Cuidadosamente retirou o fio de arame do pescoço de Albert e limpou-o do sangue e muco. Guardou-o com estima, enrolado num novelo. Sempre apreciou a perfeição das ferramentas certas nos pescoços certos. Reuniu os seus pertences, pegou nos alimentos que Albert recolhera e pôs-se a caminho. Dentro de minutos seria dia, e convinha afastar-se dali antes que o odor daquele petisco flatulento viajasse.

Um sol improvisado nasceu por entre as ruínas do bairro. Restos carbonizados de carros serviam de canteiros, e as silvas cresciam descontroladamente pelos ladrilhos. Autocarros tombados cediam passagem aos tons alaranjados de um novo dia. Mascando os restos ressequidos de uma desculpa de pão, Bernhard deparou-se com um vulto negro, tenuemente recortado na contraluz. Estava sentado, nem a cinquenta metros, e olhava na sua direcção. Era um Rottweiler.

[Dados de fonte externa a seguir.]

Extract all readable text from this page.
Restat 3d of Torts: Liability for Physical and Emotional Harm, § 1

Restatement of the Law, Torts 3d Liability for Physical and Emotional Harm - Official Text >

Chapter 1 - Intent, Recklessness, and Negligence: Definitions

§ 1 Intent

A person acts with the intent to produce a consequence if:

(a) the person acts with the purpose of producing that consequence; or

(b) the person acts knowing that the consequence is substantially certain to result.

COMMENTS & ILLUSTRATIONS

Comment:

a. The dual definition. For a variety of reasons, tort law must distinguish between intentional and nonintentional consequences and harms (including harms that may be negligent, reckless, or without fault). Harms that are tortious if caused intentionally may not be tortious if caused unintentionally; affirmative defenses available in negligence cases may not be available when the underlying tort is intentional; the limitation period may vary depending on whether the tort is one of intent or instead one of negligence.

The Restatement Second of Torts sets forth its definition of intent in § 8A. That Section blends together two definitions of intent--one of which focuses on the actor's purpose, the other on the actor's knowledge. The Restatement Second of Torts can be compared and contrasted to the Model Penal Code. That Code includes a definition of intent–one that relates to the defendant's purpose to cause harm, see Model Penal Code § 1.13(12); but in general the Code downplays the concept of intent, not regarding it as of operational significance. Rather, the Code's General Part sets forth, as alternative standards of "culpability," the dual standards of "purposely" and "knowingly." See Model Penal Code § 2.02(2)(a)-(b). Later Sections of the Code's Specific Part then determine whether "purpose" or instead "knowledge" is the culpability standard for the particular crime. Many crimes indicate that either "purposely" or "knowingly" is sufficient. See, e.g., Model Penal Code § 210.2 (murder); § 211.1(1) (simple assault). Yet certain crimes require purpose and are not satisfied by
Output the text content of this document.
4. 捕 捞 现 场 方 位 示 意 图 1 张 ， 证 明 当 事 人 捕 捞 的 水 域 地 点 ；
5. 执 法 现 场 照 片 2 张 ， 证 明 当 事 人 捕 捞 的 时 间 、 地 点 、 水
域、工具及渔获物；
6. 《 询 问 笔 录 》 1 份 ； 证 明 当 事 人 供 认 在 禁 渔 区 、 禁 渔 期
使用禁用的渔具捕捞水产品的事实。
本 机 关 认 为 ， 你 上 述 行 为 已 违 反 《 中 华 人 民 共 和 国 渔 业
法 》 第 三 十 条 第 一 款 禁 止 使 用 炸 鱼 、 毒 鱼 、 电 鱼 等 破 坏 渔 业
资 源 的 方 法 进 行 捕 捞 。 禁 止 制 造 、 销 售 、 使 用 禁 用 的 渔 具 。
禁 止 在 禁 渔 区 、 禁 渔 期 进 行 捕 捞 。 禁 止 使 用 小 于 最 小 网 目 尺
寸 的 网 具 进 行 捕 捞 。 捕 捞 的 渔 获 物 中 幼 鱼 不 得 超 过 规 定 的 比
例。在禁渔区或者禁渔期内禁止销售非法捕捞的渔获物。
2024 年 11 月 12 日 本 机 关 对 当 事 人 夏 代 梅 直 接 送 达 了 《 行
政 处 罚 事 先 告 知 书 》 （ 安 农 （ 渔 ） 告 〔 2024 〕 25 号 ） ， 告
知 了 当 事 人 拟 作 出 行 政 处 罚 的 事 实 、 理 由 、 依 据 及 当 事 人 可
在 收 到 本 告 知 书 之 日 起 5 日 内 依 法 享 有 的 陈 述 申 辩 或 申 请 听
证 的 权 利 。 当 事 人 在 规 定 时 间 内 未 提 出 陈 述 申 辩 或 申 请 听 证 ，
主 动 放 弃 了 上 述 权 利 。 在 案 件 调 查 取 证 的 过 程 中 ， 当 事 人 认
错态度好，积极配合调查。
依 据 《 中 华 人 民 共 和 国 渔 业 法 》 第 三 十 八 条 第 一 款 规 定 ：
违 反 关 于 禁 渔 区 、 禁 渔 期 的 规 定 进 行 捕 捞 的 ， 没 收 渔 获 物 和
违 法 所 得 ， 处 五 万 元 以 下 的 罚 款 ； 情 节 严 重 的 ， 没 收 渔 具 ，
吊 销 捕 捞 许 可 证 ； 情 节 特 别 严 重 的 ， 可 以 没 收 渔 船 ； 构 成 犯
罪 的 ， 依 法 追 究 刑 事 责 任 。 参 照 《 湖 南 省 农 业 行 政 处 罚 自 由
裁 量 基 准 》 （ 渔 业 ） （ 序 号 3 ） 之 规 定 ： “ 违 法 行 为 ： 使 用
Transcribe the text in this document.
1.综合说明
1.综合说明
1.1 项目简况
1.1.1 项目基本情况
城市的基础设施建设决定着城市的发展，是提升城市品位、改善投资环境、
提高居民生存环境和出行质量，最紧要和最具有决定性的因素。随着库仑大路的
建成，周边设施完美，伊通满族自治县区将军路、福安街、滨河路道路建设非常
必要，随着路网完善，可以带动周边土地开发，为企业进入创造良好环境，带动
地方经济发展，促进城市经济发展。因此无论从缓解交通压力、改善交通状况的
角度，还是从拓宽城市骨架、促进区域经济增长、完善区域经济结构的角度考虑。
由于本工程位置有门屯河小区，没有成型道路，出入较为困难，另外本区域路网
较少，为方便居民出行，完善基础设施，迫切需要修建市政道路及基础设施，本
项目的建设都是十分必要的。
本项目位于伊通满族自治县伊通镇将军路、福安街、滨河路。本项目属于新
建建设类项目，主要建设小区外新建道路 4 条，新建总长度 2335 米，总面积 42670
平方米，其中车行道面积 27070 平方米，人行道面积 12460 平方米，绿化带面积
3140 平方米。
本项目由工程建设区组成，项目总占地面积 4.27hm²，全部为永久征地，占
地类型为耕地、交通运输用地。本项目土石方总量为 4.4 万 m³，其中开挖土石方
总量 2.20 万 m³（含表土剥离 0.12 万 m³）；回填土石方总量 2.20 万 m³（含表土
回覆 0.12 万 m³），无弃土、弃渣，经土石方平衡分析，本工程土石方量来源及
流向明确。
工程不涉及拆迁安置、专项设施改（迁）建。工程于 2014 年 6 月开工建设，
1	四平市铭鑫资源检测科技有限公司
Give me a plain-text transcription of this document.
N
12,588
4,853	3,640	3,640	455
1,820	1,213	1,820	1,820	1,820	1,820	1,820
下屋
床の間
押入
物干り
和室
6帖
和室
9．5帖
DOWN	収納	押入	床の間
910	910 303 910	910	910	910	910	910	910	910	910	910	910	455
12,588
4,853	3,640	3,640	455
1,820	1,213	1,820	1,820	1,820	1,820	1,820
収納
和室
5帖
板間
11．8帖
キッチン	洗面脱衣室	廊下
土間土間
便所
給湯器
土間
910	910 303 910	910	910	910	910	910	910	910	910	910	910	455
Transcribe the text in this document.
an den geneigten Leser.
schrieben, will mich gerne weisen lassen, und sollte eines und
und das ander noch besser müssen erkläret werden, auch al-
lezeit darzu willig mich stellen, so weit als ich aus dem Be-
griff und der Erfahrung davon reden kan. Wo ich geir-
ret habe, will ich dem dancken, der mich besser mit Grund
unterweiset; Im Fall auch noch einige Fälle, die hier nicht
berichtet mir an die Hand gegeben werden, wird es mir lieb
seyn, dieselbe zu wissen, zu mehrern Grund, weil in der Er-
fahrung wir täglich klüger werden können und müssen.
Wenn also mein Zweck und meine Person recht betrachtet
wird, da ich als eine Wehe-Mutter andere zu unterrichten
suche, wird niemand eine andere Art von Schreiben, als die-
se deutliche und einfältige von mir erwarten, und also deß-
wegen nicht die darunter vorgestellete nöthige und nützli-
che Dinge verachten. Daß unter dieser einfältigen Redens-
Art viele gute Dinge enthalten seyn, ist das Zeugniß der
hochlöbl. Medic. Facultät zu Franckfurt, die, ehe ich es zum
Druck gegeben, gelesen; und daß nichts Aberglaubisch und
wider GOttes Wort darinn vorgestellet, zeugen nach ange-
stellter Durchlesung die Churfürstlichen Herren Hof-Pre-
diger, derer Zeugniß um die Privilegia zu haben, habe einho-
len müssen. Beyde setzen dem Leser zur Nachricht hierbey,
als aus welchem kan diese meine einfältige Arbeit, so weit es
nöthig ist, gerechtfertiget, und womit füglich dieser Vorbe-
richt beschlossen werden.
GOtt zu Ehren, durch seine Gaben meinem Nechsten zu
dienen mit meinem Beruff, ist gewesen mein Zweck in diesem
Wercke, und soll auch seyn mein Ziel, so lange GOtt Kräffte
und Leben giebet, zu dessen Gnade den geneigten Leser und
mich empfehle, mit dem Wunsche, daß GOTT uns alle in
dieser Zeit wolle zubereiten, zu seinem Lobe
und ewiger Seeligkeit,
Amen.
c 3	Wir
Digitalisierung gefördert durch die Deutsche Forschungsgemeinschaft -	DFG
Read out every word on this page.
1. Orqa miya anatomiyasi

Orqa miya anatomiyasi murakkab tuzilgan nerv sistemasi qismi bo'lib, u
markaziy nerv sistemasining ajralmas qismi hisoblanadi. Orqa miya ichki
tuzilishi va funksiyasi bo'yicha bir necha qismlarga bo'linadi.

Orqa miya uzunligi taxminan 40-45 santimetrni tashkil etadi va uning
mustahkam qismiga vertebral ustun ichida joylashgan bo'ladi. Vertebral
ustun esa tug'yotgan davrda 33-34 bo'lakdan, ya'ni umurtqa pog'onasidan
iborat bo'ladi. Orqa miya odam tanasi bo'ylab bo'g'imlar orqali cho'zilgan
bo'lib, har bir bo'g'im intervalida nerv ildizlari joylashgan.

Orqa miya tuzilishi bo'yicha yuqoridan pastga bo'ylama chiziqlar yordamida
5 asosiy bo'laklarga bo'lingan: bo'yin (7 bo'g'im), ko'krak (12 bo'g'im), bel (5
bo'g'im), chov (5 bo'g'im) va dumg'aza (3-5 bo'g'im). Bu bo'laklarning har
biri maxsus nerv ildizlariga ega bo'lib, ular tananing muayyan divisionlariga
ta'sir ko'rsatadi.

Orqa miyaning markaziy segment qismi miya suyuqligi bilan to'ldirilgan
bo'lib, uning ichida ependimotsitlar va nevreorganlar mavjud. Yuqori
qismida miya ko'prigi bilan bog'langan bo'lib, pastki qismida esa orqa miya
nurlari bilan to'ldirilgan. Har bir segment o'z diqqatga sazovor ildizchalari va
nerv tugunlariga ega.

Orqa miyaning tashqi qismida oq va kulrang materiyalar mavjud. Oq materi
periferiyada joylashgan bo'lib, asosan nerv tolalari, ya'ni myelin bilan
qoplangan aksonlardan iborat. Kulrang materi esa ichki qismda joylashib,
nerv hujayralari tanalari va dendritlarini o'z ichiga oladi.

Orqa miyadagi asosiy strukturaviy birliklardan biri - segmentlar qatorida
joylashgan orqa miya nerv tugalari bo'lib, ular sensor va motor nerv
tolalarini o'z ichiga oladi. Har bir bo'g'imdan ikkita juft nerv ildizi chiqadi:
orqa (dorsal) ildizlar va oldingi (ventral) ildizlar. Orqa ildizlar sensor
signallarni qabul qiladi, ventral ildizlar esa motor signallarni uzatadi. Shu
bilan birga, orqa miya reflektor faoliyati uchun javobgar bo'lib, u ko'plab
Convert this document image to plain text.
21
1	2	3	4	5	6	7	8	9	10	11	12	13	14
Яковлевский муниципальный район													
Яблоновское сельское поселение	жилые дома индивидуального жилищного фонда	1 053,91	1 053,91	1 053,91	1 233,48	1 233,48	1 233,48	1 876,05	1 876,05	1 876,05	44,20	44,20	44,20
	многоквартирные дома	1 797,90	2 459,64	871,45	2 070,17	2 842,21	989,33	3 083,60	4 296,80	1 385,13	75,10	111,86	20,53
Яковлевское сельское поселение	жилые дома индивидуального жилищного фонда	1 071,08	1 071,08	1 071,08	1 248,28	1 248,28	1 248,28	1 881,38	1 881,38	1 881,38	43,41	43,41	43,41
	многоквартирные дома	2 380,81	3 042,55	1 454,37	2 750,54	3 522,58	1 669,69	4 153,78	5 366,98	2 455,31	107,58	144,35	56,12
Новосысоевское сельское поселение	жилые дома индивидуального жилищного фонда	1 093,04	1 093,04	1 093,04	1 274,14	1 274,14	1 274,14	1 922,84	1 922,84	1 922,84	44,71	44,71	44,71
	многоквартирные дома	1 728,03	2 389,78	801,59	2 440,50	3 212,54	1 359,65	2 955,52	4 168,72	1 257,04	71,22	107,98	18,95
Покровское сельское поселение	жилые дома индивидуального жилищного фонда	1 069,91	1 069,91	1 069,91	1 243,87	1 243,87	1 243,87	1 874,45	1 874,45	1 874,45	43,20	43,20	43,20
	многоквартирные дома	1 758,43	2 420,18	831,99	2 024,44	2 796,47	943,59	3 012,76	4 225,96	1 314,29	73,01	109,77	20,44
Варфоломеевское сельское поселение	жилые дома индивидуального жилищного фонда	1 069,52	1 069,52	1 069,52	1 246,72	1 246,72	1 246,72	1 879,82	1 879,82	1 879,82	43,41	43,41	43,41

Bernhard sacou da 45. Sem movimentos bruscos, retomou a marcha, enveredando por duas vivendas numa tentativa de o distrair. Mal saltou uma cerca entre quintais, estremeceu. Um Boxer fitava-o silenciosamente sob um baloiço de brincar. Bernhard acelerou o passo, mergulhando entre uma vedação improvisada de uma antiga horta, e começou num caminhar atabalhoado. À sua esquerda esperava-o um Grand Danois. Atrás de si trotava um atraçado de Pastor Alemão. Bernhard já investia numa corrida, desesperado por encontrar uma casa antes que fosse tarde. Ao saltar uma sebe o corpo de um Husky ergueu-se, fazendo-o tropeçar e cair redondo na terra.

Ergueu a cabeça e percebeu que estava completamente cercado. Os cães aproximavam-se impavidamente. Deu um tiro para o ar. E depois outro – não arredaram passo. Sabendo que não tinha balas para todos, apontou para um à sorte e matou-o, mas em vez de os assustar, uma forte pontada nas pernas foi o resultado. De novo no chão, os cães apunhalavam-lhe os braços e os pés, desfazendo-lhe a mão da arma. Depois pararam, de pose acabrunhada – e isso não se deveu aos seus gritos de dor, mas sim ao cão que se lhes juntou. Por entre um Doberman e um Pastor Alemão, surgiu um cão sujo, velhíssimo, que fez o seu caminho até Bernhard.

Este viu um conjunto de patas a aproximar-se. A muito custo, subiu os olhos e paralisou, horrorizado, reconhecendo aqueles olhos gelados. Por entre as peladas do pescoço, impossível de passar despercebida, figurava uma imensa cicatriz.